As Eli’s brain moves through the minutes, the descriptions are very disjointed, as you would expect from the subject. He is remembering their first date, first kiss, getting to know each other, and loving each other. “This is it. This is what people mean when they talk about home.”The first minute is so lovely, the joy of Eli’s childhood, his beloved pet, Max, running to him, highlights of growing up. And the most important, meeting Adrian. Second minute, they are so in love. The third minute, their first time having sex. The fourth minute is “It was the kind of ordinary that felt like it might last forever. Until it didn’t.” It is here that things start to fall apart. “You come home and shut me out. You’re here, but you’re not with me.” Adrian wants to make sure Eli isn’t giving up on them, and he proposes. I thought this was for sure not the right move. In the sixth minute, we see Adrian have a health scare that he basically ignores. “Love doesn’t end with a single act of cruelty or neglect, but with a thousand quiet surrenders.” Broke my heart for Eli. In the seventh minute, we really see how Adrian isn’t listening to Eli. I admit, I kept looking for ways Eli was also responsible for what was happening, but intentionally or not, this was squarely on Adrian’s shoulders.

And here is where I am conflicted. I loved the Seven Minutes. That whole idea is why I chose the book. Your brain stays alive for those minutes before you die, going over important events in your life. I have read that the reason for the “life flashing before your eyes” is that your brain is searching through memories trying to find a solution to what is killing you. But that part, despite it sounding like a lot, is a very short part of the book. It moves quickly into the present, where Eli is comatose and Adrian is holding vigil as a scared husband, not the confident doctor.
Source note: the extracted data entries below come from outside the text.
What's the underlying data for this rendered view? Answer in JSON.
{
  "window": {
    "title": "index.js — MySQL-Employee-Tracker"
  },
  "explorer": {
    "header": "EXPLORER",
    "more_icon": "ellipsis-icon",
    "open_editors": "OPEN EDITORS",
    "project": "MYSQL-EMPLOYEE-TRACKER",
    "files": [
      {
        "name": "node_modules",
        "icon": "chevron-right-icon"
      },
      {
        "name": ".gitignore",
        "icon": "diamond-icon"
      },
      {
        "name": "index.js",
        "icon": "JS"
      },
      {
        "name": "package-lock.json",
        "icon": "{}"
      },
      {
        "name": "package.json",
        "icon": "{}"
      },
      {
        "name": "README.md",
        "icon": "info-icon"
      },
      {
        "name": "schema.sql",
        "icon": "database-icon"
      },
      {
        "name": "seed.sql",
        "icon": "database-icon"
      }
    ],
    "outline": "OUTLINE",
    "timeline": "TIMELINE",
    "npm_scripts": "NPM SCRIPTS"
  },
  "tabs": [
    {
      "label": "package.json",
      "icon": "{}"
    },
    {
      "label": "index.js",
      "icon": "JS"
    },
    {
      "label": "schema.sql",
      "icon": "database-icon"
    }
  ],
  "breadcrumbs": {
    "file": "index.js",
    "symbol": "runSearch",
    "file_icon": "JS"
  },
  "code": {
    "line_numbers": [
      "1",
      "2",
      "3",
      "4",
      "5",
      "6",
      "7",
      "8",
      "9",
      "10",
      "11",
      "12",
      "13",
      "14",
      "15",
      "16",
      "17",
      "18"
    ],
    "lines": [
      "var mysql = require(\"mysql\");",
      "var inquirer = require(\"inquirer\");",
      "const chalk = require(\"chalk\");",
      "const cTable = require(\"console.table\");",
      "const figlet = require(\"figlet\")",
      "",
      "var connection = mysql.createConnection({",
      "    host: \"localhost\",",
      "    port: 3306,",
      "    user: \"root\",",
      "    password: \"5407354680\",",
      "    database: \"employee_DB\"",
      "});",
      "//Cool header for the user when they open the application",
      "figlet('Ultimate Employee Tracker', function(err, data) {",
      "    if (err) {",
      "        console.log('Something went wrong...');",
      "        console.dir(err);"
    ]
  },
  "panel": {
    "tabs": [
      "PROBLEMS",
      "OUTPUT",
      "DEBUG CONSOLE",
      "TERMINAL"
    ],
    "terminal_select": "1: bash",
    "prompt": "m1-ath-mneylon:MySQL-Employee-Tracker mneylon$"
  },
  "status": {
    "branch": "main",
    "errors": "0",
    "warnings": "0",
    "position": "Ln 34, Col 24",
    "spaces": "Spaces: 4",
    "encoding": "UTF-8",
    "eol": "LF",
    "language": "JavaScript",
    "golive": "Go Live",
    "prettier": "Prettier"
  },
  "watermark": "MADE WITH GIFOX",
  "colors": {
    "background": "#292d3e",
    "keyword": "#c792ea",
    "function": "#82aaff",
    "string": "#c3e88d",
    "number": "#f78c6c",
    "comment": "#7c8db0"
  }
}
There is a lot of regret on Adrian’s part as he waits. ”To quiet the guilt that came from always being gone, always putting something else first, convincing myself that providing was the same as loving.” He thinks about when they were house hunting and how he blew Eli’s opinions aside, so sure he knew best.
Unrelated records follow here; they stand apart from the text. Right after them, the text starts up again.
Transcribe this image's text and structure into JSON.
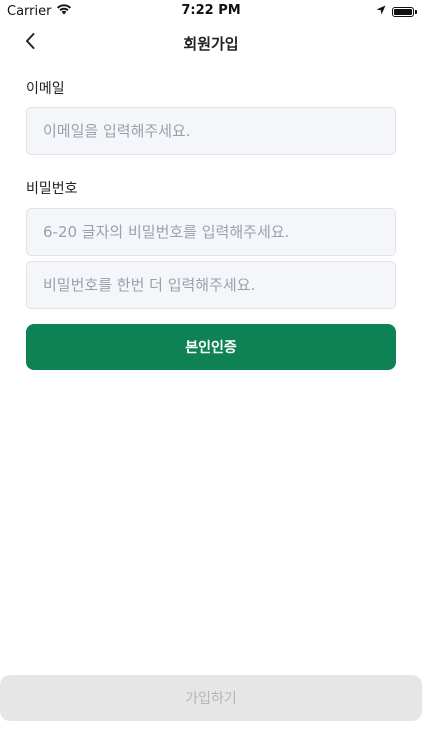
{
  "status_bar": {
    "carrier": "Carrier",
    "time": "7:22 PM",
    "icons": [
      "wifi-icon",
      "location-arrow-icon",
      "battery-icon"
    ]
  },
  "nav": {
    "title": "회원가입",
    "back_icon": "chevron-left-icon"
  },
  "form": {
    "email": {
      "label": "이메일",
      "placeholder": "이메일을 입력해주세요.",
      "value": ""
    },
    "password": {
      "label": "비밀번호",
      "placeholder": "6-20 글자의 비밀번호를 입력해주세요.",
      "value": ""
    },
    "password_confirm": {
      "placeholder": "비밀번호를 한번 더 입력해주세요.",
      "value": ""
    },
    "verify_button_label": "본인인증"
  },
  "footer": {
    "signup_button_label": "가입하기",
    "signup_enabled": false
  },
  "colors": {
    "accent": "#0f8255",
    "field_background": "#f5f6fa",
    "field_border": "#e1e3ea",
    "disabled_button_bg": "#e6e6e6",
    "disabled_button_text": "#b5b5b5"
  }
}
There are many medical details. As a huge fan of The Pitt and Code Black, this definitely worked for me, but I realize it won’t work for everyone. So be aware going in that all that is there. So while the seven minutes are there, and are essential, I didn’t feel they were the focus of the book. The focus was can people claw their way back when the relationship was so broken? When Adrian thinks, “What if nothing had happened? Would I have kept going like that-always late, always late, always missing him by inches?” And I thought, yes. It is awful that it takes something catastrophic for people to realize what is happening and what they take for granted, and so often it really is too late. “So why had I wasted the time we had?” The book is very emotionally angsty (well, medically angsty too) with a lot of self-recrimination and self-reflection. There is a desperate feeling of wanting to go back and make different choices.